Cerré los ojos y volví al momento en el que antes del último sol pero casi oscuro, como a las seis o seis y media, yo estaba ya en el entejado. Había logrado dar con la parte del techo sobre su habitación, corrí unas tejas y por un pequeño roto que hice y luego amplié con la punta de un palo que llevé para eso, pude verla. Estaba descalza; el pelo, suelto, le caía a los hombros, la cubría una bata gris desde los hombros hasta el suelo. Se miraba, y de pronto alzó los ojos, como cuando uno oye algo. Me paralicé porque ella sostuvo la mirada como si me viera y yo intenté retirarme, pero no podía moverme, o no quería, creo. Estaba hermosa con el pelo así, libre. Me pareció estar ante un escándalo, que no estaba en lo que yo estaba viendo sino en el hecho de verlo, pero sobre todo, en el modo de estar viéndolo: escondido y con el condenado deseo, que a la vez era pánico, de caer sobre ella. Soltó algo por debajo del pelo, en la nuca, y la bata cayó al suelo.
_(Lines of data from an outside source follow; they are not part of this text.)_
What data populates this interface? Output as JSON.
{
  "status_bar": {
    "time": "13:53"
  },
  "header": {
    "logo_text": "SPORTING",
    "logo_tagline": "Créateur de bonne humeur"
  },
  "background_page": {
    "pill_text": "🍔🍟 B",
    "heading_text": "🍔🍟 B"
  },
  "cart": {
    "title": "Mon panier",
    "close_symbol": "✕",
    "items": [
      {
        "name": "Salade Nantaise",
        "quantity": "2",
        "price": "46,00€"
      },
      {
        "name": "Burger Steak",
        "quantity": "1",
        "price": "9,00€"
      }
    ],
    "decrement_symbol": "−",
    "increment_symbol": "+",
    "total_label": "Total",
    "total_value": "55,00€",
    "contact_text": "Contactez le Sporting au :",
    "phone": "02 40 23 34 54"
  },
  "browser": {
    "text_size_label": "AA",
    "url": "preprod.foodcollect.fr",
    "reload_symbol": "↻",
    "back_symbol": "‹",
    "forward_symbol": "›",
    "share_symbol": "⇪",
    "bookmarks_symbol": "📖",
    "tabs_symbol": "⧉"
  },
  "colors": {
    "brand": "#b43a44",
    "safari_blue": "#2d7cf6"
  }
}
Caminó hacia la cama y se acostó boca arriba, casi desnuda como el deseo, expuesta como la luz, y yo vi todo, o casi todo, lo que la ropa reprimía con celosa religión. Sentí el pavor del pecado y a la vez el suplicio que causa la cercanía de lo inalcanzable.
Aunque feliz ante la imagen, me pareció extraño que se quitara la bata. Pensé que le gustaba recostarse desnuda sobre la cama, para pensar, quizás, no se me ocurre imaginar para qué. Tal vez, contrario a lo que yo creía, ella tenía calor... O experimentaba la sensación de alguna libertad... Pudo haber imaginado, o sospechado, que alguien la veía, y entonces deseó que así fuera, y lo hizo. Anhelé que el motivo fuera esto último y que imaginara que quien la estaba mirando era yo... Algo sonó bajo mi pecho, y tuve verdadero miedo de que el entejado cediera y ocurriera el desastre. Ella volvió a mirar hacia arriba.